Victims received a message “from a friend,” which stated that the friend mentioned them on Facebook. Clicking the link didn’t take users to a Facebook post, however, but instead installing a trojan complete with a Chrome extension that automatically hijacked the victim’s Facebook account. From there, the malware spread to more users.
“A successful attack gave the threat actor the ability to change privacy settings, extract data, and more, allowing it to spread the infection through the victim’s Facebook friends or undertake other malicious activity such as spam, identity theft, and generating fraudulent ‘likes’ and ‘shares,’” said a Kaspersky release on the malware. The malware would also blacklist the URLs for anti-virus software, making it harder to remove.

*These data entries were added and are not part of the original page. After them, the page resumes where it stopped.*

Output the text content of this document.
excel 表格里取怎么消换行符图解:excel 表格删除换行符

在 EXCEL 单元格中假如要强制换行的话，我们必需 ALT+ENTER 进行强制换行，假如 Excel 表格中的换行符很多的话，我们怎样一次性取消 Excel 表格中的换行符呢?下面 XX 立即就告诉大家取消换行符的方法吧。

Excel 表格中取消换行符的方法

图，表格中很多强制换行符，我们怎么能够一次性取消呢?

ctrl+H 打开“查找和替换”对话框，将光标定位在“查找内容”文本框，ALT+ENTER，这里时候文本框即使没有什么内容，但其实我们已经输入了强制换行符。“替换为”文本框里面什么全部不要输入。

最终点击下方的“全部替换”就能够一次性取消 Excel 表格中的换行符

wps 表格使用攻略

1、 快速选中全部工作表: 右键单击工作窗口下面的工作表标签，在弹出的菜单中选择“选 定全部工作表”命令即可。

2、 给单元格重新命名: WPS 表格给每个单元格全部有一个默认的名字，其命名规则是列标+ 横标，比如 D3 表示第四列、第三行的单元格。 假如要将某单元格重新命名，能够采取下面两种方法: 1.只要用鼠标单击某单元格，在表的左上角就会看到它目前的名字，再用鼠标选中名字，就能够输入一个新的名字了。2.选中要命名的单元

It seems as though only Windows desktop users were vulnerable to the infection, Kaspersky is reporting, though it’s possible the malware could spread on Windows phones. Android and iOS are immune. Infections occurred mostly in Brazil, Poland, Peru, Colombia, Mexico, Ecuador, Greece, Portugal, Tunisia, Venezuela, Germany, and Israel, according to Kaspersky.
“Two aspects of this attack stand out,” said Ido Naor, senior Security researcher at Kaspersky Lab. “Firstly, the delivery of the malware was extremely efficient, reaching thousands of users in only 48 hours. Secondly, the response from consumers and the media was almost as fast. Their reaction raised awareness of the campaign and drove prompt action and investigation by the providers concerned.”
Facebook has taken steps to slow the malware’s spread, and Google has removed the offending Chrome extension from the Chrome Web Store. So the malware should be slowed, for now, but if you’re worried about your computer be sure to run a malware scan today.